For the Federalists, quarantine measures fortuitously benefited both their domestic and foreign policy agendas. By limiting foreign trade, quarantine would protect the domestic manufacturing industry from foreign competition. Blaming foreign sources of contagion also happily exonerated cities from charges of unhealthfulness; this was important because manufacturing happens in cities. It also proved a convenient excuse for barring entry of the “radical” French and Haitian refugees, who were fleeing from the horrors of the French and Haitian revolutions. This same fear of outside French influence led the Federalists to pass the infamous Alien and Sedition Acts in 1798!

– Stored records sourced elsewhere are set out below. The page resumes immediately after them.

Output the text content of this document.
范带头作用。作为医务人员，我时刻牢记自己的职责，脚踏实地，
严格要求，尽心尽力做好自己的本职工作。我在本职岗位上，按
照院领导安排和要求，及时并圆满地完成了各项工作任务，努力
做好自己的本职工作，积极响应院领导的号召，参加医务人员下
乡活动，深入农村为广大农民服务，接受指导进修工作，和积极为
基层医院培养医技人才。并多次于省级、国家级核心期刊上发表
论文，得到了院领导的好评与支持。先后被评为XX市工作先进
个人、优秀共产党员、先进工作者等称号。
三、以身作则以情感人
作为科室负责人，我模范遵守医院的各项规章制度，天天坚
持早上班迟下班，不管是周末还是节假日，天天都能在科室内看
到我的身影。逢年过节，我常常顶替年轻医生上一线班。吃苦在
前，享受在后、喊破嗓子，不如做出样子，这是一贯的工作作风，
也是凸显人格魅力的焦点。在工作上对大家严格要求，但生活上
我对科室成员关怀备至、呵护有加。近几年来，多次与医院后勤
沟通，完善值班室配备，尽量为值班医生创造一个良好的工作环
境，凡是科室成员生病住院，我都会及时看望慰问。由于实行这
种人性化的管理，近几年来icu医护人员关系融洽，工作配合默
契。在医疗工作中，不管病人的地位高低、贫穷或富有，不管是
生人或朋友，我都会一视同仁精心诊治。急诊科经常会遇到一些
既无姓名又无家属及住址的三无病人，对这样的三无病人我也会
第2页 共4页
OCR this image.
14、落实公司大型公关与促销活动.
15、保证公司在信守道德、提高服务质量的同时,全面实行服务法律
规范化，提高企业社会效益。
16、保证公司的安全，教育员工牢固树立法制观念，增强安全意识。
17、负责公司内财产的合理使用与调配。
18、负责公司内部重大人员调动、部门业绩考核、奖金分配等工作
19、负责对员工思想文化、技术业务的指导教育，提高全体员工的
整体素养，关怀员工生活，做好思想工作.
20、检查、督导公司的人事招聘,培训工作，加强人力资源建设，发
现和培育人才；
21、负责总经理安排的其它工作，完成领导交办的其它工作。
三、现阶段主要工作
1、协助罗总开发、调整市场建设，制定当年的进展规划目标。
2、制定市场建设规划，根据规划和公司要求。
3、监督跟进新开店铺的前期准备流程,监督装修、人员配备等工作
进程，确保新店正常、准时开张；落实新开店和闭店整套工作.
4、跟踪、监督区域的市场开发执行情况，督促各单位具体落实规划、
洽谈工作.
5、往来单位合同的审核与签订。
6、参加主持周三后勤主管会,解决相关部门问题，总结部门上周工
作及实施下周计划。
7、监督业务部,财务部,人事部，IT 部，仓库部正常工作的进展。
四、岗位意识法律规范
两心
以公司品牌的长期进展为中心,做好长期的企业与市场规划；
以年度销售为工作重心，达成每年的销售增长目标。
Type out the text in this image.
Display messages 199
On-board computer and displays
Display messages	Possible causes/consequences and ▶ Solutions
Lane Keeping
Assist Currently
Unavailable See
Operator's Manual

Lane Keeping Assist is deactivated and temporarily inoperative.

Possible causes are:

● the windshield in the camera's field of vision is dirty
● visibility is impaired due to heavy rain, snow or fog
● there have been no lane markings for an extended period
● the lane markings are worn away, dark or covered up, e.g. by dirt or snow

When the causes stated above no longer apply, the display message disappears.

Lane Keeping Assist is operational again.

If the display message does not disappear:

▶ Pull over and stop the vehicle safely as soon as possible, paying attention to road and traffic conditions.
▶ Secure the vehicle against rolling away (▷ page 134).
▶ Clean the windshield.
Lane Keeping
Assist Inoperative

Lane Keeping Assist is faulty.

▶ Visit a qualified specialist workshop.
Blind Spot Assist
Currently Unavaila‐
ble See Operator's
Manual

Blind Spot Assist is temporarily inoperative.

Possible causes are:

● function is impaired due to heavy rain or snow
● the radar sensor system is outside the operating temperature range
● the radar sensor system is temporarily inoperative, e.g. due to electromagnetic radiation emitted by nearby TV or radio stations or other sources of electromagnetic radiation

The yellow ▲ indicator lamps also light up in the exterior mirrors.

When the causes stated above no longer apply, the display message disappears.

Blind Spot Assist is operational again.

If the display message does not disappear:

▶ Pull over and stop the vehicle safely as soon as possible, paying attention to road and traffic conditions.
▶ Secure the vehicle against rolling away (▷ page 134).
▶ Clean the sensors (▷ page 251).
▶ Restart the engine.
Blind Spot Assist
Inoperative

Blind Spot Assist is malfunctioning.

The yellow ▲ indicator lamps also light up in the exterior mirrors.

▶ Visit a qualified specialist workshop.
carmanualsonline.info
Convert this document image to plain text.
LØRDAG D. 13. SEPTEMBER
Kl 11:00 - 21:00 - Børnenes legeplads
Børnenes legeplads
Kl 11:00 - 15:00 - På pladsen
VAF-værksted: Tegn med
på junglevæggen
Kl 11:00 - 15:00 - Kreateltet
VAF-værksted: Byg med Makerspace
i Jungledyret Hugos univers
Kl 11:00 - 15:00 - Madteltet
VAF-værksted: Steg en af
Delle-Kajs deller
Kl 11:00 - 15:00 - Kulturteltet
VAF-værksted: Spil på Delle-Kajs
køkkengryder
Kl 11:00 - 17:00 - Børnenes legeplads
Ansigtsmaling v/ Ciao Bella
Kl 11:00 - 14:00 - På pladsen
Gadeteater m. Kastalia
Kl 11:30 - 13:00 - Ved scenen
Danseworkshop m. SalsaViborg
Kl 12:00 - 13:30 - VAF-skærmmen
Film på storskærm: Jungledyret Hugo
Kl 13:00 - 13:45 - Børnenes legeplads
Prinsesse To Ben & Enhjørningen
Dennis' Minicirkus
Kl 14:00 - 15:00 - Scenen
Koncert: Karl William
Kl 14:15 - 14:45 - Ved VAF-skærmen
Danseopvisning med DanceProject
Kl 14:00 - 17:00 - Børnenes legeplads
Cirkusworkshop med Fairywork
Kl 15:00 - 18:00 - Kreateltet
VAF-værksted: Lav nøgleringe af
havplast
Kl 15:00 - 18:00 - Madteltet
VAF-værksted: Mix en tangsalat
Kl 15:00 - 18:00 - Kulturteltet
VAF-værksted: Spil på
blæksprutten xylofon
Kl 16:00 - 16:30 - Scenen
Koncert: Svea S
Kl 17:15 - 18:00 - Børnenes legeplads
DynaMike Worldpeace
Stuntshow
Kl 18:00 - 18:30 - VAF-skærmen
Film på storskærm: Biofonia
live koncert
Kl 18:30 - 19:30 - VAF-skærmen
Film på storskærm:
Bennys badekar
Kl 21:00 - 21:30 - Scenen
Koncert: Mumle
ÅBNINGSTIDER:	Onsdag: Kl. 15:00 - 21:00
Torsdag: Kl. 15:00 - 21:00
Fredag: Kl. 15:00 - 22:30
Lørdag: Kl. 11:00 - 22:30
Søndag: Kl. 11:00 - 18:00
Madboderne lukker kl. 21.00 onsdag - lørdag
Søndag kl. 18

Republicans drew as much self-interest from the localist doctrine. For one, localism confirmed Republican suspicions that cities were indeed unhealthy places. Far better to farm in the salubrious air of the countryside. As Jefferson bluntly put it in a letter to Rush, “Yellow fever will discourage the growth of great cities in our nation, & I view great cities as pestilential to the morals, the health and the liberties of man.”
Localist sanitary reform would also leave foreign trade intact; thus, cheaply produced manufactured goods from abroad would continue to discourage domestic manufacturers. As for the refugees, Republicans were split. While many welcomed French and Haitian revolutionaries, slaveholders such as Jefferson didn’t want anyone talking too loudly of liberty.
The utilitarian philosopher John Stuart Mill once wrote, “Men who have been much taught . . . do not see, in the facts they are called upon to deal with, what is really there, but what they have been taught to expect.” Federalists and Republicans saw in yellow fever exactly what they wanted to see. And it is certainly true in our time that many have embraced beliefs about COVID-19 that suited their own economic and political ends.
The obliviousness to the real threat of disease, the disproportionate impact it had on the poor, and the way politics influenced the public’s understanding of disease—all are key features of the COVID-19 pandemic that were anticipated by yellow fever more than 200 years before.
Of course, those looking for differences will find them too. We are fortunate to have a medical and scientific community that agrees on the principles of disease cause and transmission, and we are fortunate to have moved on from therapeutic systems that involve draining blood.
But another difference should give us pause. While self-interested rationalization may have steered Federalists and Republicans to contagionism and localism respectively, at least they subscribed to sound theories that were supported by medical and scientific knowledge. For all our medical advantages, in our own time one partisan group has openly denied scientific knowledge and vilified its creators. That’s a precedent we all might come to lament.